Я смотрел, как люди входят в закусочную и выходят из нее, и понимал, что это такое — свобода: выброшенные на ветер дни, когда мы не думаем ни о болезни, ни о смерти, а живем, не осознавая, что однажды перестанем существовать.
От кофеина на меня напала трясучка. Чашка в руке подрагивала. Официантка поглядела на меня так, будто знала, что я в беде. Я ушел, когда она повернулась ко мне спиной.
Снаружи вечерний воздух ножом полоснул мне гортань. Я съежился и добрался до машины Лайонела. Кожаные сиденья задубели. Я дал машине согреться и сидел, глядя, как официантка в стеклянном полушарии закусочной наводит порядок на моем столике.
На секунду она подняла голову, сунула чаевые в карман и вытерла столик неторопливым волнистым движением.
Космос огней мерцал вдоль полосы ресторанов, кафе и мотелей. По радио предсказывали ясное небо и понижение температуры. Я заправился дешевым бензином, затем несколько раз объехал мотель и убедился, что за мной нет слежки.
Потом вошел в номер и зарядил пистолет. Пит наблюдал за мной. Было похоже, что он мог оказаться главным свидетелем еще одного самоубийства. Он покачивался туда-сюда на жердочке в клетке, закидывая голову и выпячивая шею буквой «S».
Я подключил автоответчик, который забрал с собой, и слушал слова Эдди, снова и снова нажимая кнопку «повторить». Вот что поддержало меня в темные часы сомнения и страха, в буквальном смысле вывело к свету, который заструился по краям моего окна в мотеле.
Я проснулся от стука в дверь. Оказалось, что я заснул. Я услышал поворот ключа в замке, и дверь отворилась. Я перекатился через кровать за пистолетом.
Пит верещал и обмахивался крыльями. Но в двери возникла горничная. Было одиннадцать утра.
Несколько минут спустя я вылез из-под душа в туманное облако. Вентилятор не работал. Я протер дыру в тумане и побрился. Пар стекал по зеркалу серебристыми полосками. Я словно видел себя за стальными прутьями.
Я забрал подушечки с шампунем, миниатюрное мыло и шапочку для душа.
Когда я открыл дверь ванной, дневной свет заставил меня на секунду зажмуриться и прикрыть глаза козырьком ладони. Руки пахли лавандой, кожа была сухой.
Пит притулился на дне своей клетки. Она застучала в холодном сквозняке. Занавески всколыхнулись и обвисли.

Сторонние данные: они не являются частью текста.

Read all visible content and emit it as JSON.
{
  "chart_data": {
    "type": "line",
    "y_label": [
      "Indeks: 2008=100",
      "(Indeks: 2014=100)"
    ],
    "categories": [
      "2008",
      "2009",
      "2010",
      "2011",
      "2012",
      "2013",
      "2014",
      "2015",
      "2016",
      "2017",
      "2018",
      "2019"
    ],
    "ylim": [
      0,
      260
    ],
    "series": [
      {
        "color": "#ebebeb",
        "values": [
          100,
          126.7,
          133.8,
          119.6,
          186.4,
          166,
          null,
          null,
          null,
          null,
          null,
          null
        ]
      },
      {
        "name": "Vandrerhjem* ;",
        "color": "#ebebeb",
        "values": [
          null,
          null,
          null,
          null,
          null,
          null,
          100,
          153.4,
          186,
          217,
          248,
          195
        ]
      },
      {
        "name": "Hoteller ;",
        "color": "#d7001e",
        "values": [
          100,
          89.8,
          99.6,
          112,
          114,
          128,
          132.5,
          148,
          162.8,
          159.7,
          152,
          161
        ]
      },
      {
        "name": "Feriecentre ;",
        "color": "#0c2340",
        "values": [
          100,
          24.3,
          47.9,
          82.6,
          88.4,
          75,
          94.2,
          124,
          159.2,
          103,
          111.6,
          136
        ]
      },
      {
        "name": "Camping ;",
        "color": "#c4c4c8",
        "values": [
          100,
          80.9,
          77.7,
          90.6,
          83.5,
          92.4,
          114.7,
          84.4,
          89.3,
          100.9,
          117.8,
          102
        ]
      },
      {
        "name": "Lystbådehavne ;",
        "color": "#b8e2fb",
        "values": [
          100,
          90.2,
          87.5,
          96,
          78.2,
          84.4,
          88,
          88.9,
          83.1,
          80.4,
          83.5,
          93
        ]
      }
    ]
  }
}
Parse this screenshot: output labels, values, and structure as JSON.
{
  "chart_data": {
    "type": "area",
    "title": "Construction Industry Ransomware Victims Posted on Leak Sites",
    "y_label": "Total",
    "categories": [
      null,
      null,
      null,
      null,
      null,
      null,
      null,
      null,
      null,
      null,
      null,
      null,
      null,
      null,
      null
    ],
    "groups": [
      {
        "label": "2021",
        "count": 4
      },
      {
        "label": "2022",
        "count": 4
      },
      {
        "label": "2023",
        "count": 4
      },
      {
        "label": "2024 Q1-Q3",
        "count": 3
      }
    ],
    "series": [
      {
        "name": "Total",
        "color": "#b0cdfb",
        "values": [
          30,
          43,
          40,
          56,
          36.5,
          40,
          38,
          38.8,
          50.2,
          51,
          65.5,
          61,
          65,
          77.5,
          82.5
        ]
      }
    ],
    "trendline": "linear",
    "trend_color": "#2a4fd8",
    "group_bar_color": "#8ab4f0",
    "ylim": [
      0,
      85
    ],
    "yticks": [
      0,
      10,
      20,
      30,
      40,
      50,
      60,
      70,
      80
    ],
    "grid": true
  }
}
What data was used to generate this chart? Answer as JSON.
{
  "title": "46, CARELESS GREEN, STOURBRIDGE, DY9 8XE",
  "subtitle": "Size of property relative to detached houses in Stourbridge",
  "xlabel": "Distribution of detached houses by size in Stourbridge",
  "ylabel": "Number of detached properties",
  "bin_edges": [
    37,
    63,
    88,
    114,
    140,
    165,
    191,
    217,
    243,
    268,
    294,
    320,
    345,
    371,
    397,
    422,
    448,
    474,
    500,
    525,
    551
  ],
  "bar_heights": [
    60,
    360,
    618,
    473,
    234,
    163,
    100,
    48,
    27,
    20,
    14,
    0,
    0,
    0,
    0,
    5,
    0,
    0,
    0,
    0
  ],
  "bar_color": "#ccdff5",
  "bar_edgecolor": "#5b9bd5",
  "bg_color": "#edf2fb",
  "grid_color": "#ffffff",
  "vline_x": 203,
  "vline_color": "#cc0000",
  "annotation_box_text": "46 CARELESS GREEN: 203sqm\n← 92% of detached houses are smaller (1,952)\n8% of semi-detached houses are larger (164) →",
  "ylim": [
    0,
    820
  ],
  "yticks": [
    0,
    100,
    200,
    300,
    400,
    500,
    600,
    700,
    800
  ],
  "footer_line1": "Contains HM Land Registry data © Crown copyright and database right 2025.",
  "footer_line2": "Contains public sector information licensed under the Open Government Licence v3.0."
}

Мой номер был на втором этаже. Я вышел наружу и глянул вниз. В мотеле через дорогу тип в комбинезоне трудился над чем-то в обогревательной системе. Позади него был огромный, режущий глаз неприятной яркостью рекламный щит, обращенный к виадуку на серых пилонах. Он зазывал в закусочную «Ешь под завязку».
По виадуку непрерывным потокам шли машины. На фоне щита тип в комбинезоне казался совсем карликом. Мне была слышна музыка его транзистора. Где-то далеко просигналил клаксон. В каком-то номере зазвонил телефон, и Пит заверещал.